しばらくクロンも老人も黙って沈黙が流れた。僕とエリサは何も言えずにただ2人が言葉を発するのをジッと待っている。
思考を巡らせるクロンたちとは対照的に部屋の空気は穏やかに僕らを包み込んでいた。
「よかったら魔族が使うという『呪い』について教えてくださいませんか」
気まずさに耐えきれずクロンが口を開いた。
「ほう! ワシの研究に興味があるか」
さっきまでの沈んだ表情から一変し、無邪気な笑顔を浮かべる老人。
研究の話ができて嬉しいのだろう。
「『呪い』は知っておるか?」
「ええ、魔族が使う魔法のようなものという程度なら」
「その認識でおおかた合っておるが、『呪い』は魔法と異なり魔力を媒介としない。相手に術式を植えつけ好きなタイミングで発動する。なんともせこい技じゃ」
老人の『呪い』に対する辛辣な評価になんか申し訳なくなる。
エリサがちらちら見てくるが失礼な。別に僕が使ったのは『呪い』ではない。公的に使用が認められている『魔法』だ。堂々としていよう。

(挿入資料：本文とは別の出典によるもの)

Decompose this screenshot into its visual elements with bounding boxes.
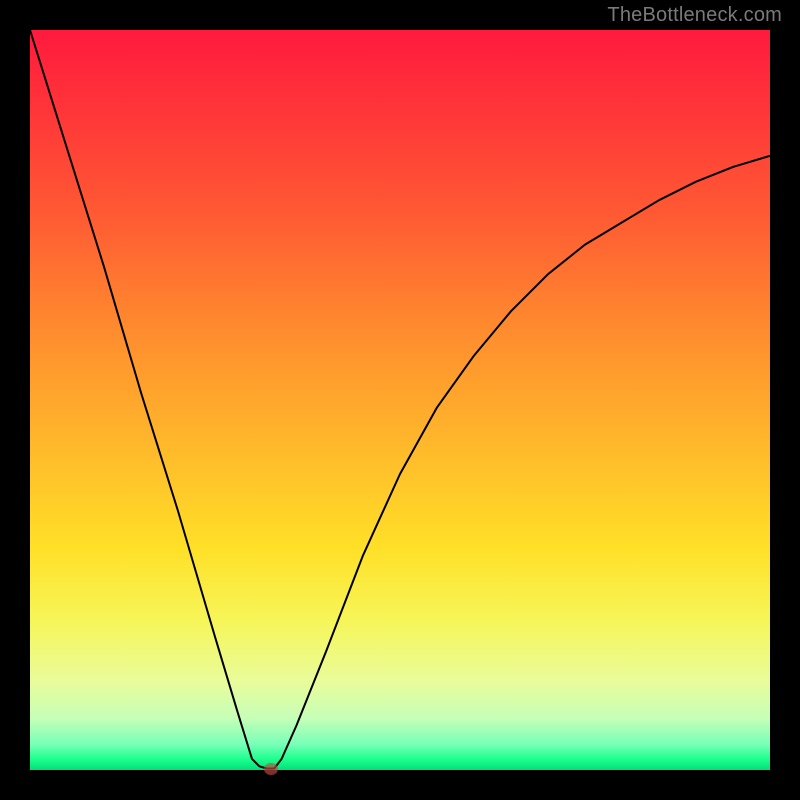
bottleneck-curve <box>30 30 770 769</box>
curve-layer <box>30 30 770 770</box>
plot-area <box>30 30 770 770</box>
watermark-text: TheBottleneck.com <box>607 4 782 27</box>
chart-stage: TheBottleneck.com <box>0 0 800 800</box>
vertex-dot <box>264 763 278 775</box>
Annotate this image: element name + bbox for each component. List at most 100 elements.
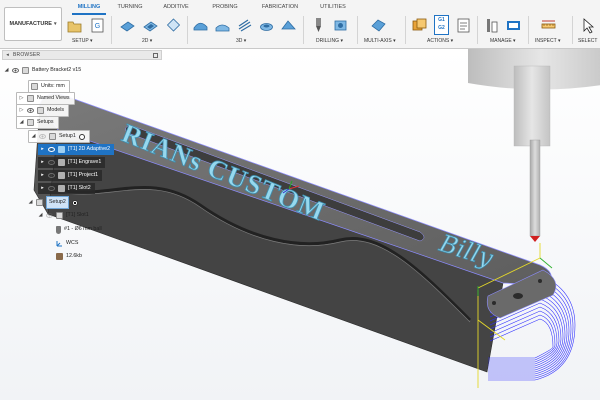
tab-milling[interactable]: MILLING [72, 1, 106, 15]
expand-arrow-icon[interactable]: ▷ [19, 105, 24, 116]
tree-op-slot2[interactable]: ▸ [T1] Slot2 [38, 183, 95, 194]
template-library-icon[interactable] [505, 17, 522, 34]
group-drilling-label: DRILLING [316, 38, 340, 44]
multi-axis-icon[interactable] [370, 17, 387, 34]
group-select[interactable]: SELECT [578, 38, 597, 44]
op-slot2-label: [T1] Slot2 [68, 185, 91, 191]
bore-icon[interactable] [332, 17, 349, 34]
tab-utilities[interactable]: UTILITIES [317, 1, 349, 13]
expand-arrow-icon[interactable]: ▸ [40, 183, 45, 194]
folder-icon [27, 95, 34, 102]
boss-hole [513, 293, 523, 299]
slot-op-icon [56, 212, 63, 219]
setup-icon [49, 133, 56, 140]
dock-icon[interactable] [153, 52, 158, 58]
group-2d-label: 2D [142, 38, 149, 44]
visibility-icon[interactable] [48, 160, 55, 165]
setup-sheet-icon[interactable]: G [89, 17, 106, 34]
visibility-icon[interactable] [48, 186, 55, 191]
group-multi-axis-label: MULTI-AXIS [364, 38, 392, 44]
post-process-icon[interactable]: G1 G2 [434, 15, 449, 35]
tree-nc-size[interactable]: 12.6kb [56, 251, 82, 262]
named-views-label: Named Views [37, 95, 70, 101]
expand-arrow-icon[interactable]: ▸ [40, 157, 45, 168]
slot-op-icon [58, 185, 65, 192]
group-multi-axis[interactable]: MULTI-AXIS ▾ [364, 38, 396, 44]
workspace-switcher[interactable]: MANUFACTURE ▾ [4, 7, 62, 41]
group-inspect[interactable]: INSPECT ▾ [535, 38, 561, 44]
tree-setups[interactable]: ◢ Setups [16, 116, 59, 129]
divider [111, 16, 112, 44]
measure-icon[interactable] [540, 17, 557, 34]
tab-probing[interactable]: PROBING [209, 1, 241, 13]
tab-additive[interactable]: ADDITIVE [160, 1, 192, 13]
group-2d[interactable]: 2D ▾ [142, 38, 152, 44]
new-setup-icon[interactable] [66, 17, 83, 34]
group-setup-label: SETUP [72, 38, 89, 44]
tab-fabrication[interactable]: FABRICATION [258, 1, 302, 13]
workspace-label: MANUFACTURE [9, 21, 52, 27]
folder-icon [27, 119, 34, 126]
expand-arrow-icon[interactable]: ▸ [40, 144, 45, 155]
nc-file-icon [56, 253, 63, 260]
tree-op-project[interactable]: ▸ [T1] Project1 [38, 170, 103, 181]
select-icon[interactable] [580, 17, 597, 34]
tree-op-adaptive[interactable]: ▸ [T1] 2D Adaptive2 [38, 144, 115, 155]
tree-setup2[interactable]: ◢ Setup2 [28, 196, 78, 209]
tab-turning[interactable]: TURNING [114, 1, 146, 13]
group-setup[interactable]: SETUP ▾ [72, 38, 93, 44]
units-label: Units: mm [41, 83, 65, 89]
tree-op-slot1[interactable]: ◢ [T1] Slot1 [38, 210, 89, 221]
3d-scallop-icon[interactable] [258, 17, 275, 34]
tree-document[interactable]: ◢ Battery Bracket2 v15 [4, 65, 81, 76]
visibility-icon[interactable] [39, 134, 46, 139]
browser-title: BROWSER [13, 52, 41, 58]
visibility-icon[interactable] [12, 68, 19, 73]
collapse-icon[interactable]: ◂ [5, 52, 10, 58]
visibility-icon[interactable] [48, 147, 55, 152]
adaptive-op-icon [58, 146, 65, 153]
units-icon [31, 83, 38, 90]
wcs-label: WCS [66, 240, 79, 246]
collapse-arrow-icon[interactable]: ◢ [28, 197, 33, 208]
active-setup-radio-icon[interactable] [78, 133, 85, 140]
collapse-arrow-icon[interactable]: ◢ [4, 65, 9, 76]
3d-parallel-icon[interactable] [236, 17, 253, 34]
group-3d[interactable]: 3D ▾ [236, 38, 246, 44]
visibility-icon[interactable] [27, 108, 34, 113]
collapse-arrow-icon[interactable]: ◢ [31, 131, 36, 142]
tree-op-engrave[interactable]: ▸ [T1] Engrave1 [38, 157, 106, 168]
tree-tool[interactable]: #1 - Ø6 mm ball [56, 224, 102, 235]
2d-pocket-icon[interactable] [142, 17, 159, 34]
browser-header[interactable]: ◂ BROWSER [2, 50, 162, 60]
2d-adaptive-icon[interactable] [119, 17, 136, 34]
post-process-line-2: G2 [438, 25, 445, 31]
3d-pocket-icon[interactable] [214, 17, 231, 34]
group-actions[interactable]: ACTIONS ▾ [427, 38, 453, 44]
expand-arrow-icon[interactable]: ▸ [40, 170, 45, 181]
project-op-icon [58, 172, 65, 179]
op-engrave-label: [T1] Engrave1 [68, 159, 102, 165]
3d-adaptive-icon[interactable] [192, 17, 209, 34]
group-inspect-label: INSPECT [535, 38, 557, 44]
visibility-icon[interactable] [48, 173, 55, 178]
tree-wcs[interactable]: WCS [56, 238, 78, 249]
tree-setup1[interactable]: ◢ Setup1 [28, 130, 90, 143]
group-manage[interactable]: MANAGE ▾ [490, 38, 516, 44]
visibility-icon[interactable] [46, 213, 53, 218]
end-mill [513, 65, 551, 147]
boss-hole-small [492, 301, 496, 305]
expand-arrow-icon[interactable]: ▷ [19, 93, 24, 104]
simulate-icon[interactable] [411, 17, 428, 34]
active-setup-radio-icon[interactable] [71, 199, 78, 206]
tool-library-icon[interactable] [483, 17, 500, 34]
2d-contour-icon[interactable] [165, 17, 182, 34]
nc-program-icon[interactable] [455, 17, 472, 34]
drill-icon[interactable] [310, 17, 327, 34]
3d-contour-icon[interactable] [280, 17, 297, 34]
svg-text:G: G [95, 23, 100, 30]
collapse-arrow-icon[interactable]: ◢ [38, 210, 43, 221]
collapse-arrow-icon[interactable]: ◢ [19, 117, 24, 128]
setup-icon [36, 199, 43, 206]
group-drilling[interactable]: DRILLING ▾ [316, 38, 343, 44]
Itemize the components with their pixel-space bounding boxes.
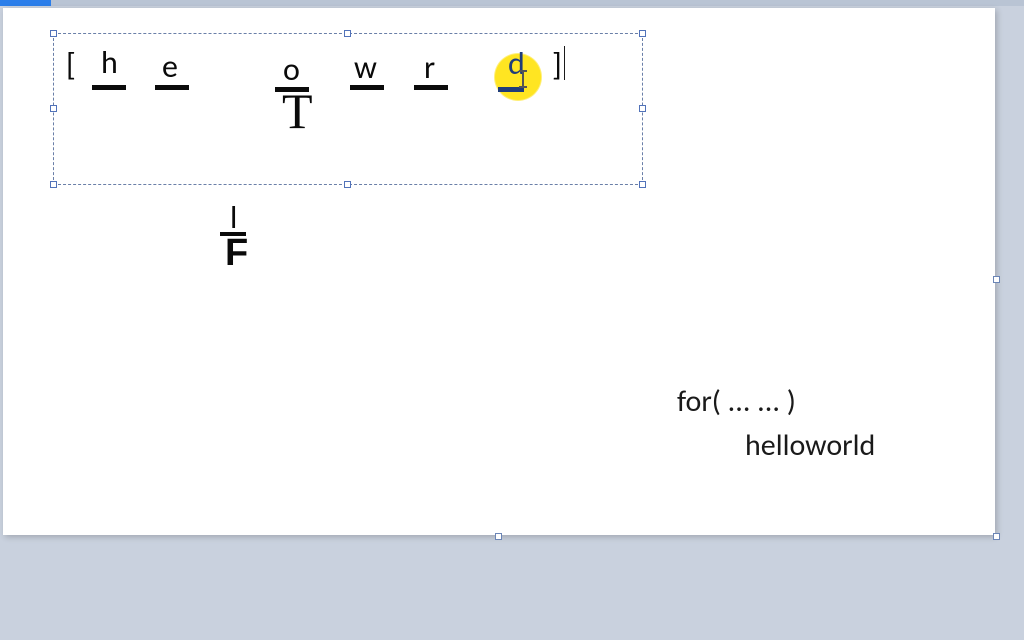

「『呪い』の精度やその規模は術者の力量と『呪い』を編むのに掛けた時間に依存する」
ちゃんと聞くと『譲渡魔法』とは全然違うな。もっと生々しくて薄気味悪い。
譲渡魔法との相違点を必死に探している自分がいた。
「『魔法』と『呪い』の決定的な違いはここからじゃ。『呪い』は発動させたタイミングで術者が死んでしまうんじゃ。どんなに些細な『呪い』でも例外なく。まさしく命と引き換えの魔術じゃのう」
理解できなかった。
発動と同時に術者が死ぬ? じゃあ何のための『呪い』なんだ? 相打ちしかできない魔術のどこに有用性があると?
「意味がないと思ったじゃろ? 無理もない。『呪い』って聞くと悪い効果しか想像できないからのぉ」
「と言いますと?」
「『呪い』は掛けるまでに時間を要する。だから戦闘では不向きなんじゃ。『呪い』というのは味方に掛けるもの。特に時間制限がないものはとてつもない力を発揮する。魔法でいうバフをより強力にしたものが『呪い』じゃな」
素人にも分かりやすく説明してくれる。おかげで理解できた。
攻撃強化や防御効果付与などスキルや聖職者によるバフで一時的に行うものを、何十年単位で肉体に刻み続けるんだ。たしかに強い術である。
だけど納得できない。味方を強化するために自身を犠牲にする? 僕では、いや人間には到底考えられない思考回路。
僕が倫理的に拒んでいるもの、魔族の異常性を改めて実感する。あいつらは心のない化け物だ。
この後も少し老人の研究成果を見せてもらった。でも説明を聞く度に魔族への嫌悪感が募っていった。命を物のように扱い踏み台として消費することをいとわない。そんな生物が人間と同じ言語を操り、当たり前のように理不尽な殺戮を繰り返している。
やっぱりあいつらとは理解し合えない。人類が存在する限り魔族は生きていてはいけない。